Friday, February 5, 2016

Thriving not Surviving


      
      I realized something over Christmas break, I have just been surviving. A couple words the dictionary uses to define surviving are remaining, continuing, enduring, and living through. I have been enduring life and simply remaining. Remaining in old habits, and in old sins. Dwelling in the past, and waiting for the future.Waiting for something to change, sitting and wondering when I would be something. God did not create me to just survive, but to thrive in hardship and to rejoice in trials. Christ never told me to be safe, comfortable, and selfish. He calls his disciples to deny themselves and pick up their cross daily and follow Him (Luke 9:23). 

      I had been struggling to read the Bible daily and spend morning quiet time with the Lord. I made excuses, I'm busy, I need to start studying, I'm tired and the list goes on. When it came down to it, I had the time but not the desire. That is something very hard to admit. There was distant between God and myself. My thoughts, actions and everything in between suffered from being distant from God. My heart ached, my soul cried, and these aches and cries were for nearness with the Lord. God answered my crying prayers like He always does

      God gave me the desire to desire Him, a craving to crave Him and want to want Him.   

      Over Christmas break I sat down and started at the beginning, Genesis. Each day I read two or three chapters. I had been dry and weary but the spirit started breathing bits of life and joy into me. Every day I read, and by God's endless grace I began to desire my Savior more and more. 



     Till this point I had been surviving and not growing. Thankfully God never rations His grace but lavishes His unworthy children with grace; so that we may grow in Him. Looking back I see how I was striving to please the world and not my Creator who loves me deeply.



     My mom always told me to bloom where I was planted. Though to be candid, I just dreamed of the future and a time when I would have a purpose. However, I must live for Christ today.
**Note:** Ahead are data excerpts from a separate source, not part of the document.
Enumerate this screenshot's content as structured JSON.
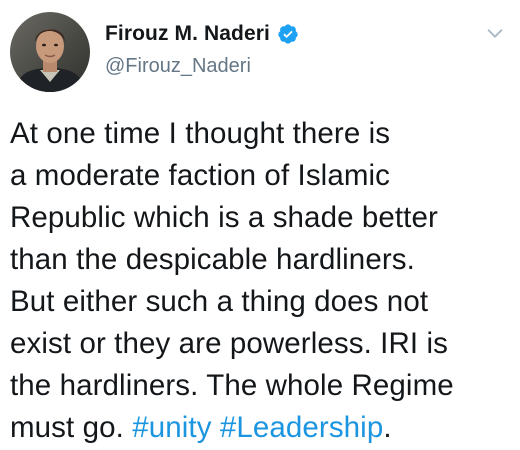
{
  "author": {
    "display_name": "Firouz M. Naderi",
    "handle": "@Firouz_Naderi",
    "verified": true,
    "avatar_icon": "profile-photo"
  },
  "tweet": {
    "text_lines": [
      "At one time I thought there is",
      "a moderate faction of Islamic",
      "Republic which is a shade better",
      "than the despicable hardliners.",
      "But either such a thing does not",
      "exist or they are powerless. IRI is",
      "the hardliners. The whole Regime"
    ],
    "last_line_prefix": "must go. ",
    "hashtag_1": "#unity",
    "space": " ",
    "hashtag_2": "#Leadership",
    "last_line_suffix": "."
  },
  "icons": {
    "verified": "verified-badge-icon",
    "menu": "chevron-down-icon"
  },
  "colors": {
    "text": "#14171a",
    "secondary_text": "#657786",
    "link": "#1b95e0",
    "verified": "#1da1f2",
    "background": "#ffffff"
  }
}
Despite what the flesh whispers to me, God does have a purpose for me, not just in the future but most importantly right now. I need to bloom where God has planted me. 



      Two books I am currently reading are "You and Me Forever" by Francis & Lisa Chan and "Kisses from Katie" by Katie Davis. Both of these book are amazing and inspiring, and give you a lot to think about. They share how they are living in light of eternity. The Chan's talk about marriage in light of eternity and share some amazing stories about marriages that are glorifying God in powerful ways. Katie shares how each day in Uganda God helped her to love unconditionally and give everything up for him. Through these two books God has been teaching and helping me to bloom.  

      Its February now, I joyfully read God's word everyday and then some more. I plan to read the Bible from beginning to the end this year. I have read through Genesis and half way through Exodus. There is nothing better then God's word. In the previous month, through the spirit, I have cried, bent my knees, prayed and worshiped God with more intention. God is flooding me with grace to grow in and passion to serve Him. 

      All glory and honor to God. He is my all in all.